Was Riley unable to get to his parents' basement ("work") because it had been blocked off by stockpiles of milk and bread?
Here in NC we add eggs to the buying frenzy. Our obsession with making French Toast when it snows continues unabated.
Brokaw could call that the Fleishing of America.
OT: Those for-profit college ads are FREAKING ME OUT.
There was a lot of snow in New York City during the first weekend of the winter, causing flight delays at all three airports. This totally cancels out the following: highest ocean temperature ever in the southern hemisphere; permanent melting of the North polar ice cap; destruction of millions of acres of forests and wetlands plus anything else relating to climate change.

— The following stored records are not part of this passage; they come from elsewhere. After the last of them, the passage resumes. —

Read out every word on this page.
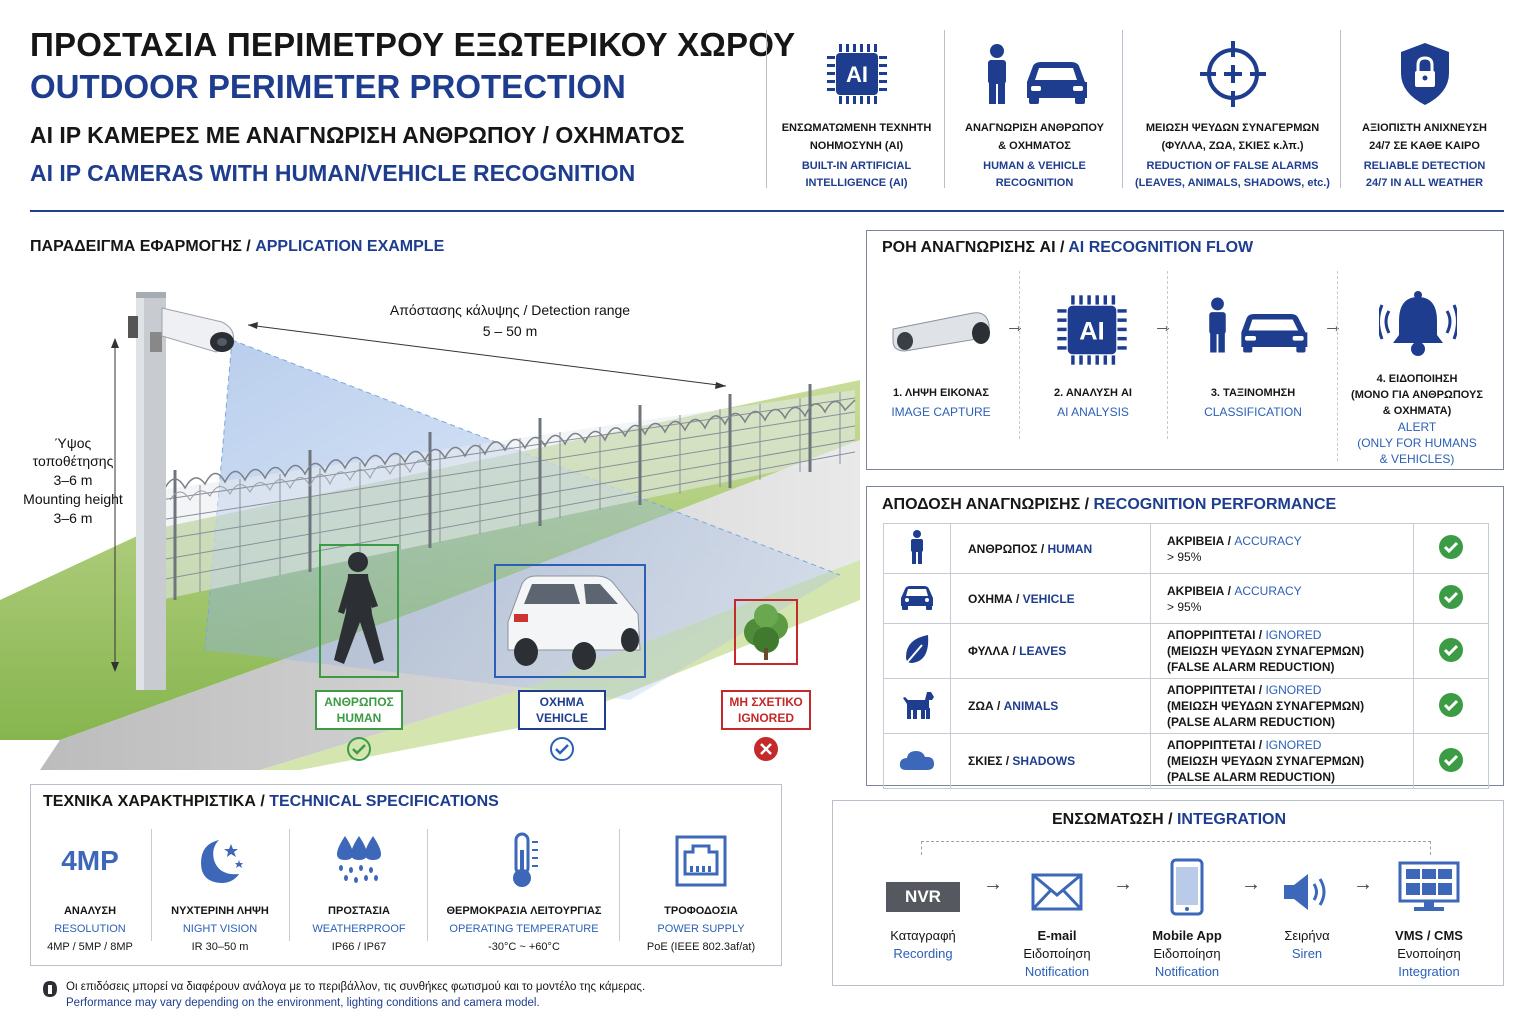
ΠΡΟΣΤΑΣΙΑ ΠΕΡΙΜΕΤΡΟΥ ΕΞΩΤΕΡΙΚΟΥ ΧΩΡΟΥ
OUTDOOR PERIMETER PROTECTION
AI IP ΚΑΜΕΡΕΣ ΜΕ ΑΝΑΓΝΩΡΙΣΗ ΑΝΘΡΩΠΟΥ / ΟΧΗΜΑΤΟΣ
AI IP CAMERAS WITH HUMAN/VEHICLE RECOGNITION
AI
ΕΝΣΩΜΑΤΩΜΕΝΗ ΤΕΧΝΗΤΗ
ΝΟΗΜΟΣΥΝΗ (AI)
BUILT-IN ARTIFICIAL
INTELLIGENCE (AI)
ΑΝΑΓΝΩΡΙΣΗ ΑΝΘΡΩΠΟΥ
& ΟΧΗΜΑΤΟΣ
HUMAN & VEHICLE
RECOGNITION
ΜΕΙΩΣΗ ΨΕΥΔΩΝ ΣΥΝΑΓΕΡΜΩΝ
(ΦΥΛΛΑ, ΖΩΑ, ΣΚΙΕΣ κ.λπ.)
REDUCTION OF FALSE ALARMS
(LEAVES, ANIMALS, SHADOWS, etc.)
ΑΞΙΟΠΙΣΤΗ ΑΝΙΧΝΕΥΣΗ
24/7 ΣΕ ΚΑΘΕ ΚΑΙΡΟ
RELIABLE DETECTION
24/7 IN ALL WEATHER
ΠΑΡΑΔΕΙΓΜΑ ΕΦΑΡΜΟΓΗΣ / APPLICATION EXAMPLE
Απόστασης κάλυψης / Detection range
5 – 50 m
Ύψος
τοποθέτησης
3–6 m
Mounting height
3–6 m
ΑΝΘΡΩΠΟΣ
HUMAN
ΟΧΗΜΑ
VEHICLE
ΜΗ ΣΧΕΤΙΚΟ
IGNORED
ΡΟΗ ΑΝΑΓΝΩΡΙΣΗΣ AI / AI RECOGNITION FLOW
1. ΛΗΨΗ ΕΙΚΟΝΑΣ
IMAGE CAPTURE
→ AI
2. ΑΝΑΛΥΣΗ AI
AI ANALYSIS
→
3. ΤΑΞΙΝΟΜΗΣΗ
CLASSIFICATION
→
4. ΕΙΔΟΠΟΙΗΣΗ
(ΜΟΝΟ ΓΙΑ ΑΝΘΡΩΠΟΥΣ
& ΟΧΗΜΑΤΑ)
ALERT
(ONLY FOR HUMANS
& VEHICLES)
ΑΠΟΔΟΣΗ ΑΝΑΓΝΩΡΙΣΗΣ / RECOGNITION PERFORMANCE
	ΑΝΘΡΩΠΟΣ / HUMAN	ΑΚΡΙΒΕΙΑ / ACCURACY
> 95%

	ΟΧΗΜΑ / VEHICLE	ΑΚΡΙΒΕΙΑ / ACCURACY
> 95%

	ΦΥΛΛΑ / LEAVES	ΑΠΟΡΡΙΠΤΕΤΑΙ / IGNORED
(ΜΕΙΩΣΗ ΨΕΥΔΩΝ ΣΥΝΑΓΕΡΜΩΝ)
(FALSE ALARM REDUCTION)

	ΖΩΑ / ANIMALS	ΑΠΟΡΡΙΠΤΕΤΑΙ / IGNORED
(ΜΕΙΩΣΗ ΨΕΥΔΩΝ ΣΥΝΑΓΕΡΜΩΝ)
(PALSE ALARM REDUCTION)

	ΣΚΙΕΣ / SHADOWS	ΑΠΟΡΡΙΠΤΕΤΑΙ / IGNORED
(ΜΕΙΩΣΗ ΨΕΥΔΩΝ ΣΥΝΑΓΕΡΜΩΝ)
(PALSE ALARM REDUCTION)

ΤΕΧΝΙΚΑ ΧΑΡΑΚΤΗΡΙΣΤΙΚΑ / TECHNICAL SPECIFICATIONS
4MP
ΑΝΑΛΥΣΗ
RESOLUTION
4MP / 5MP / 8MP
ΝΥΧΤΕΡΙΝΗ ΛΗΨΗ
NIGHT VISION
IR 30–50 m
ΠΡΟΣΤΑΣΙΑ
WEATHERPROOF
IP66 / IP67
ΘΕΡΜΟΚΡΑΣΙΑ ΛΕΙΤΟΥΡΓΙΑΣ
OPERATING TEMPERATURE
-30°C ~ +60°C
ΤΡΟΦΟΔΟΣΙΑ
POWER SUPPLY
PoE (IEEE 802.3af/at)
ΕΝΣΩΜΑΤΩΣΗ / INTEGRATION
NVR
Καταγραφή
Recording
→
E-mail
Ειδοποίηση
Notification
→
Mobile App
Ειδοποίηση
Notification
→
Σειρήνα
Siren
→
VMS / CMS
Ενοποίηση
Integration
Οι επιδόσεις μπορεί να διαφέρουν ανάλογα με το περιβάλλον, τις συνθήκες φωτισμού και το μοντέλο της κάμερας.
Performance may vary depending on the environment, lighting conditions and camera model.
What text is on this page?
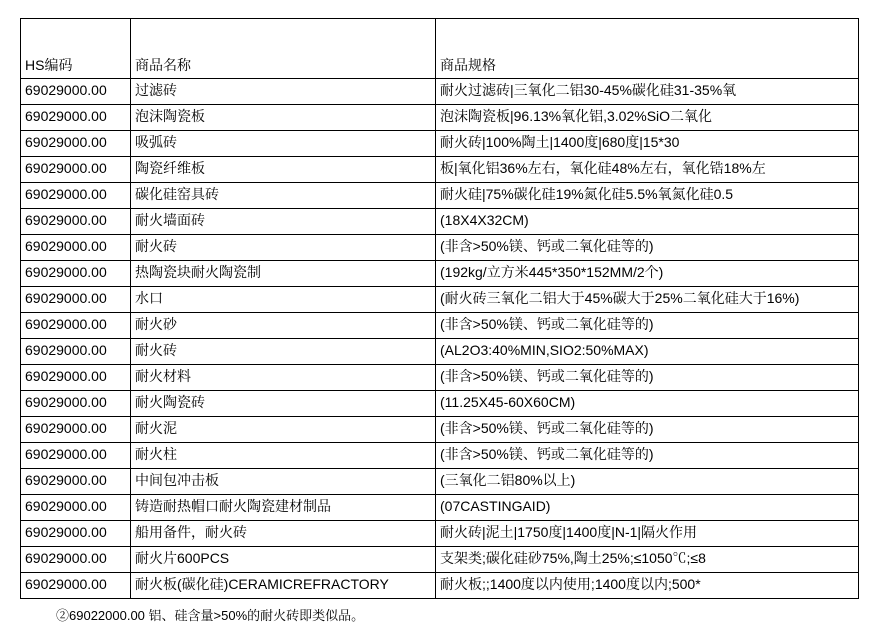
HS编码	商品名称	商品规格
69029000.00	过滤砖	耐火过滤砖|三氧化二铝30-45%碳化硅31-35%氧
69029000.00	泡沫陶瓷板	泡沫陶瓷板|96.13%氧化铝,3.02%SiO二氧化
69029000.00	吸弧砖	耐火砖|100%陶土|1400度|680度|15*30
69029000.00	陶瓷纤维板	板|氧化铝36%左右，氧化硅48%左右，氧化锆18%左
69029000.00	碳化硅窑具砖	耐火硅|75%碳化硅19%氮化硅5.5%氧氮化硅0.5
69029000.00	耐火墙面砖	(18X4X32CM)
69029000.00	耐火砖	(非含>50%镁、钙或二氧化硅等的)
69029000.00	热陶瓷块耐火陶瓷制	(192kg/立方米445*350*152MM/2个)
69029000.00	水口	(耐火砖三氧化二铝大于45%碳大于25%二氧化硅大于16%)
69029000.00	耐火砂	(非含>50%镁、钙或二氧化硅等的)
69029000.00	耐火砖	(AL2O3:40%MIN,SIO2:50%MAX)
69029000.00	耐火材料	(非含>50%镁、钙或二氧化硅等的)
69029000.00	耐火陶瓷砖	(11.25X45-60X60CM)
69029000.00	耐火泥	(非含>50%镁、钙或二氧化硅等的)
69029000.00	耐火柱	(非含>50%镁、钙或二氧化硅等的)
69029000.00	中间包冲击板	(三氧化二铝80%以上)
69029000.00	铸造耐热帽口耐火陶瓷建材制品	(07CASTINGAID)
69029000.00	船用备件，耐火砖	耐火砖|泥土|1750度|1400度|N-1|隔火作用
69029000.00	耐火片600PCS	支架类;碳化硅砂75%,陶土25%;≤1050℃;≤8
69029000.00	耐火板(碳化硅)CERAMICREFRACTORY	耐火板;;1400度以内使用;1400度以内;500*
②69022000.00 铝、硅含量>50%的耐火砖即类似品。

Mathematics is for dirty libruls and witches, none of which have any place in Amurika.
Actual event: Obama attends church.
News Story: Obama doesn't attend church.
1. Michelle farts loudly during sermon.
2. Barry and girls giggle uncontrollably.
3. The whole incident is captured on video and broadcast ad nauseum.
4. Every Rightard in America dies of ecstasy-induced coronary thrombosis.
I love a happy ending.
It IS a sweeeet thought.
Yo, my east coast peeps. That white stuff? You know why it falls to the ground? Not to kill you, my sweet self-obsessed brethren. It falls to the ground because it is WINTER. That is the season between Shopping and Cruise-wear seasons. Enjoy!
I'm pretty sure that this "Marine Chapel" was really just another clever scam by James O'Keefe, and that the edited video of Obama peeing in the holy water with his uncircumcised penis will be up on Big Government in the next day or two.